I’m going to be 49 soon. In one week. If I were to consult an actuarial table, I would be certain to learn that more than half my life has already passed.
Since I started writing this online diary and reading others’ blogs regularly, I’ve tried to keep an honest perspective about a variety of circumstances that weave through my daily existence. And then a bit earlier today, I read an essay by Katrina at Ordinary Day Journal. It made me recall a watershed moment in my life that opened my vision to see an alternate path. One that I eventually took years later.
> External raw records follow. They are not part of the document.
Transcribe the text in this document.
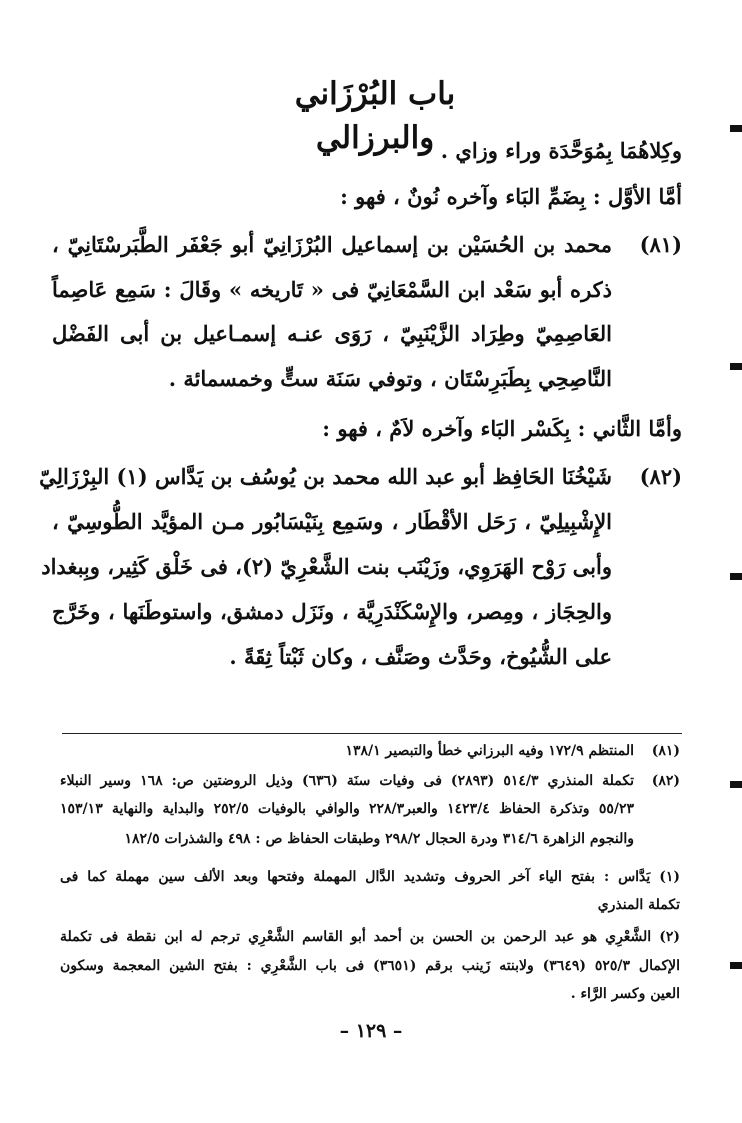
باب البُرْزَاني والبرزالي وكِلاهُمَا بِمُوَحَّدَة وراء وزاي .
أمَّا الأوَّل : بِضَمِّ البَاء وآخره نُونٌ ، فهو :
(٨١)
محمد بن الحُسَيْن بن إسماعيل البُرْزَانِيّ أبو جَعْفَر الطَّبَرسْتَانِيّ ،
ذكره أبو سَعْد ابن السَّمْعَانِيّ فى « تَاريخه » وقَالَ : سَمِع عَاصِماً
العَاصِمِيّ وطِرَاد الزَّيْنَبِيّ ، رَوَى عنـه إسمـاعيل بن أبى الفَضْل
النَّاصِحِي بِطَبَرِسْتَان ، وتوفي سَنَة ستٍّ وخمسمائة .
وأمَّا الثَّاني : بِكَسْر البَاء وآخره لاَمٌ ، فهو :
(٨٢)
شَيْخُنَا الحَافِظ أبو عبد الله محمد بن يُوسُف بن يَدَّاس (١) البِرْزَالِيّ
الإِشْبِيلِيّ ، رَحَل الأقْطَار ، وسَمِع بِنَيْسَابُور مـن المؤيَّد الطُّوسِيّ ،
وأبى رَوْح الهَرَوِي، وزَيْنَب بنت الشَّعْرِيّ (٢)، فى خَلْق كَثِير، وبِبغداد
والحِجَاز ، ومِصر، والإِسْكَنْدَرِيَّة ، ونَزَل دمشق، واستوطَنَها ، وخَرَّج
على الشُّيُوخ، وحَدَّث وصَنَّف ، وكان ثَبْتاً ثِقَةً .
(٨١)
المنتظم ١٧٢/٩ وفيه البرزاني خطأ والتبصير ١٣٨/١
(٨٢)
تكملة المنذري ٥١٤/٣ (٢٨٩٣) فى وفيات سنَة (٦٣٦) وذيل الروضتين ص: ١٦٨ وسير النبلاء
٥٥/٢٣ وتذكرة الحفاظ ١٤٢٣/٤ والعبر٢٢٨/٣ والوافي بالوفيات ٢٥٢/٥ والبداية والنهاية ١٥٣/١٣
والنجوم الزاهرة ٣١٤/٦ ودرة الحجال ٢٩٨/٢ وطبقات الحفاظ ص : ٤٩٨ والشذرات ١٨٢/٥
(١) يَدَّاس : بفتح الياء آخر الحروف وتشديد الدَّال المهملة وفتحها وبعد الألف سين مهملة كما فى
تكملة المنذري
(٢) الشَّعْرِي هو عبد الرحمن بن الحسن بن أحمد أبو القاسم الشَّعْرِي ترجم له ابن نقطة فى تكملة
الإكمال ٥٢٥/٣ (٣٦٤٩) ولابنته زَينب برقم (٣٦٥١) فى باب الشَّعْرِي : بفتح الشين المعجمة وسكون
العين وكسر الرَّاء .
– ١٢٩ –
As a youngster, and even as a young adult, I had the feeling that I somehow stood apart from the rest of the population. And not in a bad way, like I had body odor, but in a secretly special way. As though I had some unique talent, skill or intelligence that one day, the world would acknowledge. In the meantime, I worked really hard to accelerate my career. Honest to goodness hard work. But, I don’t know, in the back of my mind the thought was always there – what I was doing now was merely a resume entry for the grandeur that would surely come next.
However, one day it occurred to me that my life was exactly as it appeared to be. I was not being considered for a Nobel Prize, was not an esteemed author, a notable composer, nor an accomplished entrepreneur. The word that bounced around inside my head was mediocre.
It sounds considerably harsher now than it felt at the time. But it was as though an old fashioned alarm clock had started ringing. Noisy and persistent. Pay attention—this is your life! I had a middle-class American life. Nothing to either brag about or feel ashamed of. But since I was subconsciously waiting for the proverbial red-carpet moment for my life to begin, I let my days slip past without much notice. Until that alarm clock bell.
I don’t have all of life’s answers, because I am still learning, still finding the questions along each day’s journey. Like Katrina, and so many other bloggers that keep my perspective in check, the best I can do is acknowledge the present moment steeped in as much gratitude and joy as I can locate in my heart. And thankfully, I find that it is overflowing with both. Gratitude produces joy, which produces more gratitude.
As I read in a birthday card once, the gift of this day is the day itself. So, bring on 49. I am almost humbled to tears that I have had so many days to live and breathe, walk and talk, smile and love. And my gratitude escalates with each additional day.